Judiciário
Supremo dá 48 horas para Anvisa informar o que falta para liberar a vacina Sputnik V
10/05/2021 19:31
Suetoni Souto Maior
Aquisição da vacina russa gerou polêmica entre os governadores nordestinos e a Anvisa. Foto: Reprodução/Twitter

Acabou a paciência. O ministro do Supremo Tribunal Federal (STF), Ricardo Lewandowski, deu nesta segunda-feira (10) prazo de 48 horas para que a Agência Nacional de Vigilância Sanitária (Anvisa) informe quais documentos estão faltando para análise definitiva do pedido de autorização para importação e aplicação da vacina Sputnik V, usada na imunização contra a covid-19. O imunizante é produzido pelo Instituto Gamaleya, da Rússia.

A decisão foi tomada a partir de uma petição protocolada pelo governo do Maranhão, que, em conjunto com outros estados, aguarda autorização da Anvisa para aplicação dos imunizantes. Os gestores que compõem o Fórum de Governadores do Nordeste intermediaram em março a compra de 37 milhões de imunizantes, que seriam incorporados pelo Plano Nacional de Imunização.
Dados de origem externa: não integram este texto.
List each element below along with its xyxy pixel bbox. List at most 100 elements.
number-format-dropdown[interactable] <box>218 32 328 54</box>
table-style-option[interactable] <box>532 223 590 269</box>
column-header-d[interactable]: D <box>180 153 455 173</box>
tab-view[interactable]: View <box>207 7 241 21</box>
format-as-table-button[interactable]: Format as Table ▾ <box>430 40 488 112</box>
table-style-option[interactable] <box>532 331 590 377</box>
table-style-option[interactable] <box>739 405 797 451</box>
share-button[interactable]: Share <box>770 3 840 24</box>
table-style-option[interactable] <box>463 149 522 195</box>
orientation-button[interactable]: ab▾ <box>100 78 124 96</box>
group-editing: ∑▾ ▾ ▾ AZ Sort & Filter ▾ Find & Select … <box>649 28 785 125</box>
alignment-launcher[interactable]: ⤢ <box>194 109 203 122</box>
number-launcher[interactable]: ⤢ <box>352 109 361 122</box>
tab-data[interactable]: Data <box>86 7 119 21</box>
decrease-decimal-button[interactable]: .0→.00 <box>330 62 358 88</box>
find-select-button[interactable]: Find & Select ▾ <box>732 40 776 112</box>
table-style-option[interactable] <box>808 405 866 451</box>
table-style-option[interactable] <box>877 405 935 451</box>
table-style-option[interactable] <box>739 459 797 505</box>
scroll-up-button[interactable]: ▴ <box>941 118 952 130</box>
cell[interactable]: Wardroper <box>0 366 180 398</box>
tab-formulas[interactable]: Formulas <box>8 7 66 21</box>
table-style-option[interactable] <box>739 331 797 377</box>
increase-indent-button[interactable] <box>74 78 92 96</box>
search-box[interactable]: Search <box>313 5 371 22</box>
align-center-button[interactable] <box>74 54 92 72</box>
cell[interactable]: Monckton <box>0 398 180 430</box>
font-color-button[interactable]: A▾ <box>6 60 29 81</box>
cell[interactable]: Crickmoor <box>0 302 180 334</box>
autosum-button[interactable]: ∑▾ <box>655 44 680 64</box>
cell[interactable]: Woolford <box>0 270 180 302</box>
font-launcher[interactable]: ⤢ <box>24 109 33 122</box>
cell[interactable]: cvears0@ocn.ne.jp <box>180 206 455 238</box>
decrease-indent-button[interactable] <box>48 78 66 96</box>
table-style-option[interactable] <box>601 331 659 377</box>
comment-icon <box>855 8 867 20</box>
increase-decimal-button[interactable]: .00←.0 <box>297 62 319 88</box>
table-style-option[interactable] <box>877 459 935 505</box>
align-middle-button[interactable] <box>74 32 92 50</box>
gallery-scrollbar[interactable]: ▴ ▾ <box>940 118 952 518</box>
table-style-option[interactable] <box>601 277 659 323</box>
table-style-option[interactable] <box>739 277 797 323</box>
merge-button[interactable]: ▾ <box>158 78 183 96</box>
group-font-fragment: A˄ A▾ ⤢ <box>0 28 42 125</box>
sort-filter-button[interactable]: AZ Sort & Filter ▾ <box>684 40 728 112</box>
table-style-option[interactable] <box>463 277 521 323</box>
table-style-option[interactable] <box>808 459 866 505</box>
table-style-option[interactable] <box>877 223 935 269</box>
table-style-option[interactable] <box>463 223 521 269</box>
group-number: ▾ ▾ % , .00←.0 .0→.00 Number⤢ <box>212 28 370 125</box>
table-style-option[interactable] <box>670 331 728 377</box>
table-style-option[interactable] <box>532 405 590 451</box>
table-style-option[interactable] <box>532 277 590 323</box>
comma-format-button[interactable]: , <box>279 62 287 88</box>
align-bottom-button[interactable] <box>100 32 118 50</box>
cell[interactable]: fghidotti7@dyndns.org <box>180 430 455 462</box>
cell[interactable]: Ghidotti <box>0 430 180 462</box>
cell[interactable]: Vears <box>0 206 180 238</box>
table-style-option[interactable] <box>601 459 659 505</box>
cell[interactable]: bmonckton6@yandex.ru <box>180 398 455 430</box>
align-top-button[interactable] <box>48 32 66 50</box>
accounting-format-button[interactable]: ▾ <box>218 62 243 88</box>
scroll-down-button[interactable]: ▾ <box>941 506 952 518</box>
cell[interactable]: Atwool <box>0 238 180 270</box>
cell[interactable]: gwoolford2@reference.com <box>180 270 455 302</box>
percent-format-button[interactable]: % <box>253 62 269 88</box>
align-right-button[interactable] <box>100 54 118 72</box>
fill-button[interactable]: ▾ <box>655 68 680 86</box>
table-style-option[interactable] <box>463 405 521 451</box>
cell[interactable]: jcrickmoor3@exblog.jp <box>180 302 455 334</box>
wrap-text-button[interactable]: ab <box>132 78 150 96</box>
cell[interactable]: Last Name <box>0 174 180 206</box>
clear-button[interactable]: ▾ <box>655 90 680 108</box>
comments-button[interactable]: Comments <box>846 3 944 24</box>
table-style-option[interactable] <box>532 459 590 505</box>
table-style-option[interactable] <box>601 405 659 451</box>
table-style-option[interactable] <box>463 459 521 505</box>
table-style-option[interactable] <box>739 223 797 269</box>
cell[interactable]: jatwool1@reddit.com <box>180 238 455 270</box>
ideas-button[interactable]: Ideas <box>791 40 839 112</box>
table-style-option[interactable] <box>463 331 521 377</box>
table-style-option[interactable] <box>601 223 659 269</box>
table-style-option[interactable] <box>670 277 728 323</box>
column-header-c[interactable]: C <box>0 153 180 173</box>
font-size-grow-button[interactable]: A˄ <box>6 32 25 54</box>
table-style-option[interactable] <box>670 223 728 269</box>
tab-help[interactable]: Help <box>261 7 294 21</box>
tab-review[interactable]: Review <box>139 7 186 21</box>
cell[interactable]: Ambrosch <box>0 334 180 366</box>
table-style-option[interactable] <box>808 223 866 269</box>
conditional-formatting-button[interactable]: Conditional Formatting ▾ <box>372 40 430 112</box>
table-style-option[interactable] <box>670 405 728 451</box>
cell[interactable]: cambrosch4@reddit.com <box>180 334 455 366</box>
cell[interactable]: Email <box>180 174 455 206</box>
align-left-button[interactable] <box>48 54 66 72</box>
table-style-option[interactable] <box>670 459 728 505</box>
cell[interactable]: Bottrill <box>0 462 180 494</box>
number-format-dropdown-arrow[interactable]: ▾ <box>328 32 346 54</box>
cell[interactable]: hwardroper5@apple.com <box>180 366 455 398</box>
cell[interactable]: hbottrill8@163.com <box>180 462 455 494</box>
A Anvisa, no entanto, não licenciou a vacina.

“Preliminarmente, informe a Anvisa, em 48 horas, de maneira pormenorizada, quais os documentos faltantes para uma análise definitiva do pedido de autorização excepcional e temporária de importação e distribuição da vacina Sputnik V, subscrito pelo estado do Maranhão, sem prejuízo de franquear-lhe, de imediato, o pleno acesso aos autos do Processo SEI no 25351.908872/2021-00, o qual, segundo alega, tem sido obstado pela agência”, decidiu.

No dia 26 de abril, a Anvisa negou a autorização para a importação e o uso emergencial do imunizante russo. Ao analisar os documentos recebidos, a agência apontou uma série de problemas, entre eles, a falta de alguns documentos e a presença de adenovírus com capacidade de replicação no corpo dos pacientes que receberem doses da vacina.

A falta dos imunizantes tem feito com que os governadores redobrem as cobranças sobre o governo federal. O tema, que seria de saúde pública, acabou se transformando em questão política. Os governadores têm acusado a Anvisa de dificultar a aprovação do imunizante no período mais grave da pandemia. O assunto, inclusive, foi abordado durante a presença do ministro paraibano Marcelo Queiroga (Saúde) na CPI da Pandemia, no Senado.